Me: Hello, I am sorry if I am trespassing. I just climbed the rocks to see what was up here.

Farmer Brun: Yes…I can see that…you’re not trespassing. We have visitors all the time, but those hours are passed.

Me: Oh I understand, I’ll be on my way…Hey um, are those yaks? (Thankfully, it’s the same word in French)

Farmer Brun: Yes…yes, they are. We raise yaks and highland cattle together here. (He points to where the longhaired cattle are)

Me: Hmm that must be a really rewarding experience (Resisting the urge to say, “Holy cow, that’s so freaking cool!”). Thanks for talking to me, and I hope that you have a nice evening!

Farmer Brun: You too. Come back and see us sometime, but next time use the road over there. (Gesturing to the simpler path)

The conversation was over.  I went on my way, and I felt as if my journey was complete.  Obviously this is a very short rendition of what was a longer adventure, but if for the sake of trying not to bore the majority of oddballs that read these blog posts, I try to keep things a little shorter.  If you would like to hear more about these adventures, I am always happier to go into greater detail. Otherwise, know that I found what I was looking for and more, and as long as my legs don’t object, I think I am going to be getting lost around here a little more often. To get a sense of what the hike was like, check out this time laps montage of images taken at different time increments along the journey.

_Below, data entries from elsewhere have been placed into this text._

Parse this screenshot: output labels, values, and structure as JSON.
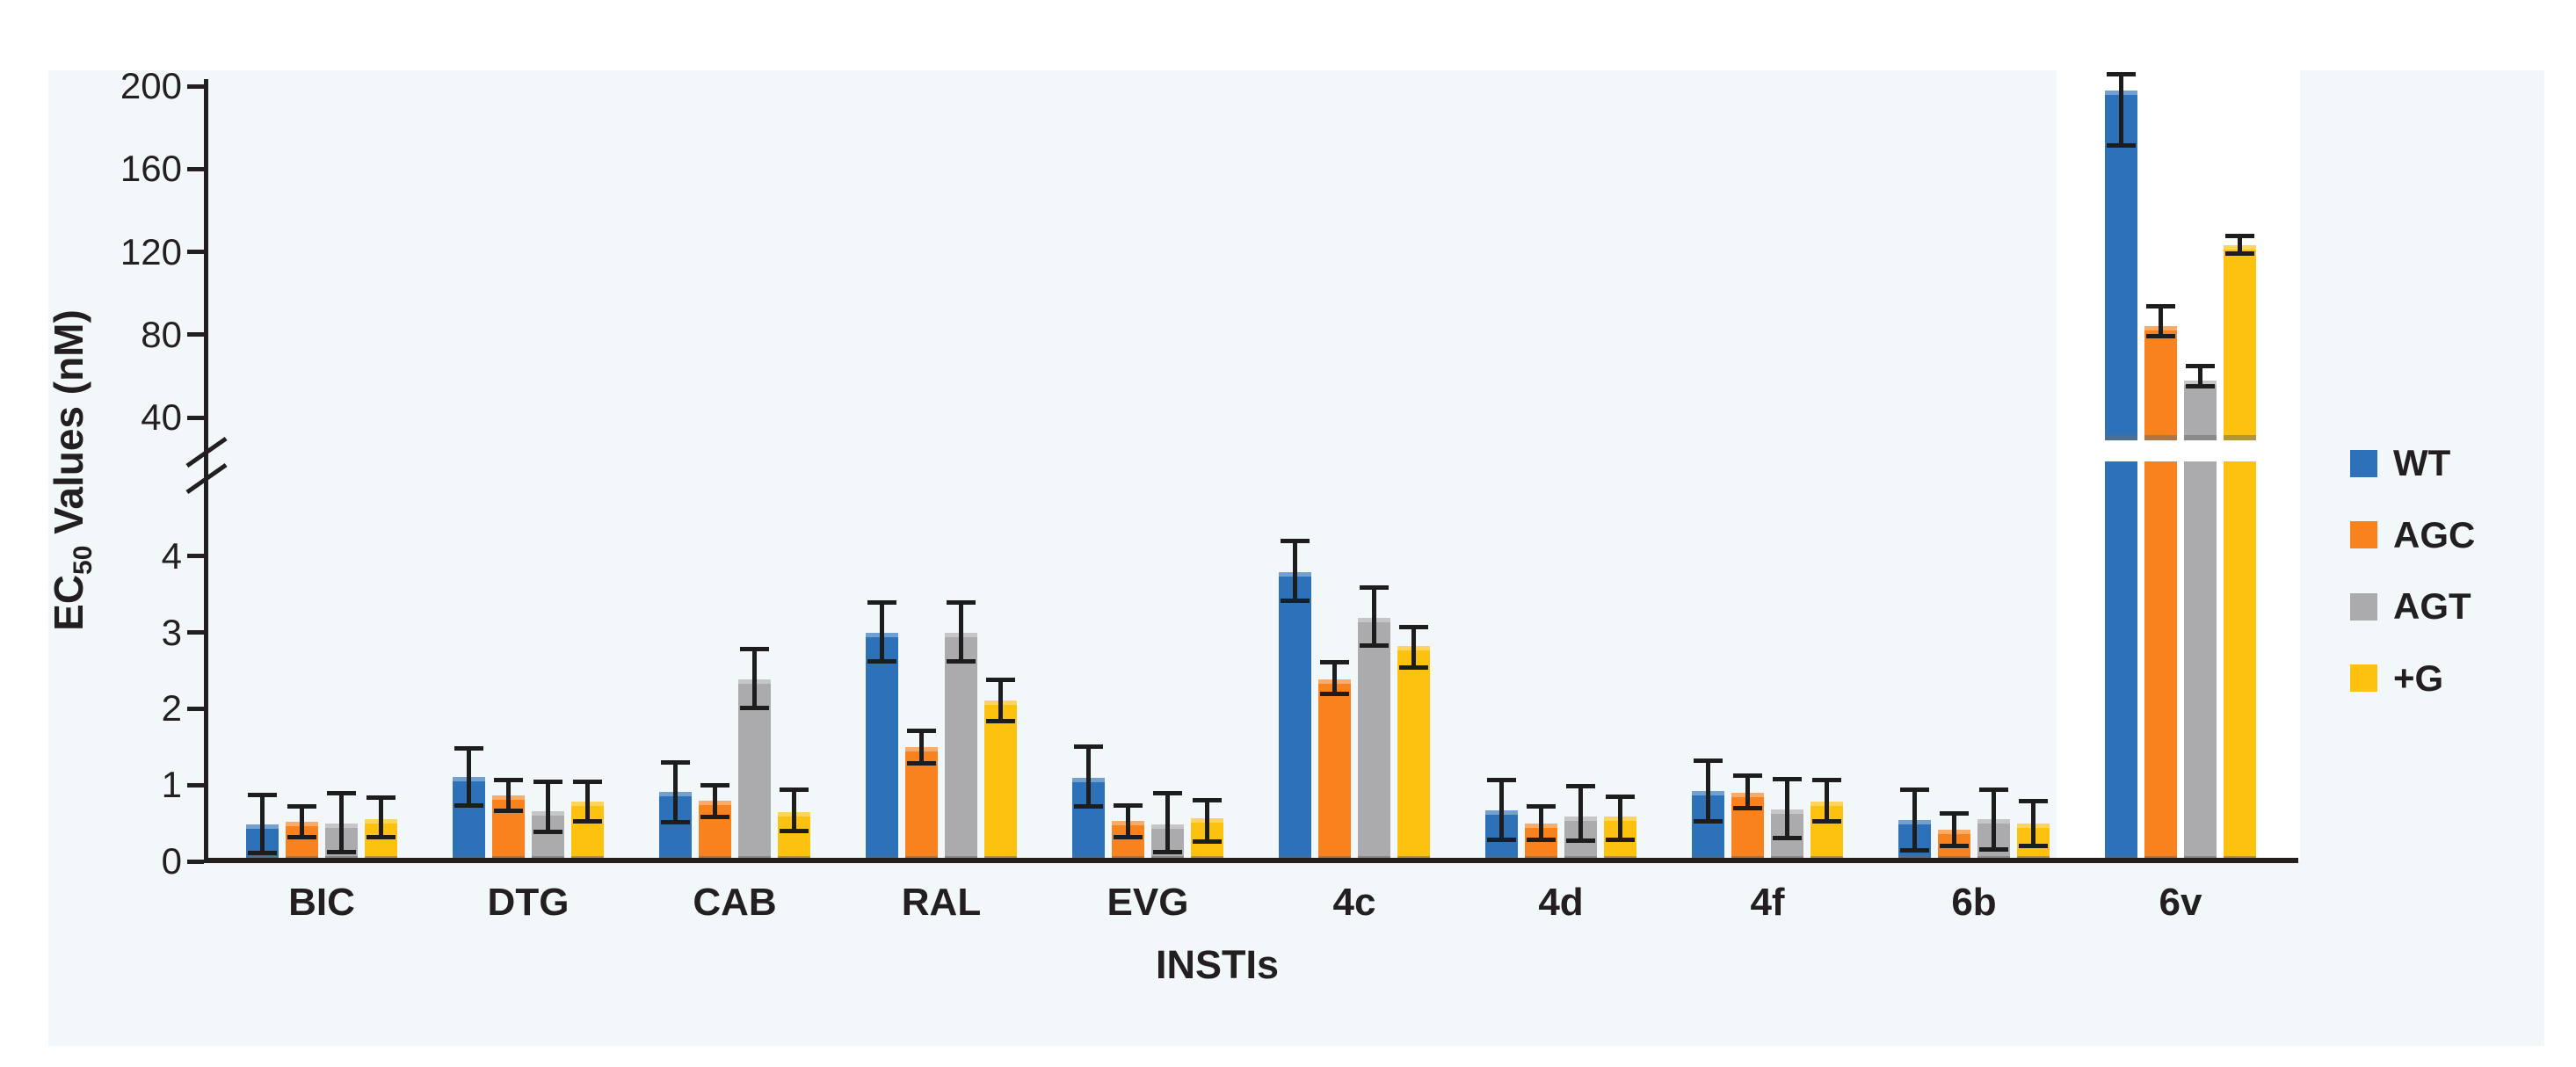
{
  "figure": {
    "y_axis": {
      "label_prefix": "EC",
      "label_sub": "50",
      "label_suffix": " Values (nM)"
    },
    "x_axis": {
      "label": "INSTIs"
    },
    "legend_title": ""
  },
  "chart_data": {
    "type": "bar",
    "title": "",
    "xlabel": "INSTIs",
    "ylabel": "EC50 Values (nM)",
    "grid": false,
    "legend_position": "right",
    "axis_break": {
      "lower_range": [
        0,
        4.7
      ],
      "upper_range": [
        40,
        207
      ],
      "lower_ticks": [
        0,
        1,
        2,
        3,
        4
      ],
      "upper_ticks": [
        40,
        80,
        120,
        160,
        200
      ]
    },
    "categories": [
      "BIC",
      "DTG",
      "CAB",
      "RAL",
      "EVG",
      "4c",
      "4d",
      "4f",
      "6b",
      "6v"
    ],
    "series": [
      {
        "name": "WT",
        "color": "#2d72b9",
        "values": [
          0.48,
          1.11,
          0.91,
          3.0,
          1.1,
          3.79,
          0.67,
          0.92,
          0.54,
          198
        ],
        "err_lo": [
          0.1,
          0.72,
          0.51,
          2.61,
          0.71,
          3.41,
          0.28,
          0.52,
          0.14,
          171
        ],
        "err_hi": [
          0.88,
          1.49,
          1.3,
          3.4,
          1.51,
          4.21,
          1.07,
          1.32,
          0.94,
          206
        ]
      },
      {
        "name": "AGC",
        "color": "#f8821e",
        "values": [
          0.52,
          0.86,
          0.79,
          1.5,
          0.53,
          2.39,
          0.5,
          0.9,
          0.42,
          84
        ],
        "err_lo": [
          0.31,
          0.66,
          0.58,
          1.28,
          0.31,
          2.19,
          0.28,
          0.69,
          0.2,
          79
        ],
        "err_hi": [
          0.73,
          1.07,
          1.0,
          1.72,
          0.74,
          2.62,
          0.73,
          1.13,
          0.63,
          94
        ]
      },
      {
        "name": "AGT",
        "color": "#ababad",
        "values": [
          0.49,
          0.66,
          2.39,
          2.99,
          0.48,
          3.19,
          0.59,
          0.68,
          0.55,
          58
        ],
        "err_lo": [
          0.11,
          0.38,
          2.0,
          2.61,
          0.11,
          2.82,
          0.27,
          0.3,
          0.15,
          55
        ],
        "err_hi": [
          0.9,
          1.05,
          2.79,
          3.4,
          0.9,
          3.6,
          0.99,
          1.08,
          0.95,
          65
        ]
      },
      {
        "name": "+G",
        "color": "#fdc110",
        "values": [
          0.55,
          0.78,
          0.65,
          2.11,
          0.56,
          2.82,
          0.59,
          0.78,
          0.5,
          123
        ],
        "err_lo": [
          0.31,
          0.52,
          0.39,
          1.83,
          0.25,
          2.54,
          0.28,
          0.52,
          0.2,
          119
        ],
        "err_hi": [
          0.84,
          1.05,
          0.95,
          2.38,
          0.81,
          3.08,
          0.85,
          1.07,
          0.8,
          128
        ]
      }
    ]
  }
}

Thanks again for all of your support as I continue my adventure here. I hope that, wherever you are and whoever you are, your “No-shave November” was as pleasant and enlightening as can be imagined, and if you participated in the month long event and are contemplating returning to the realm of the clean shaven know this: the winter months are a lot colder without the fuzz on your face, and dudes without beards can’t chop wood (scientific fact). Just throwing it out there.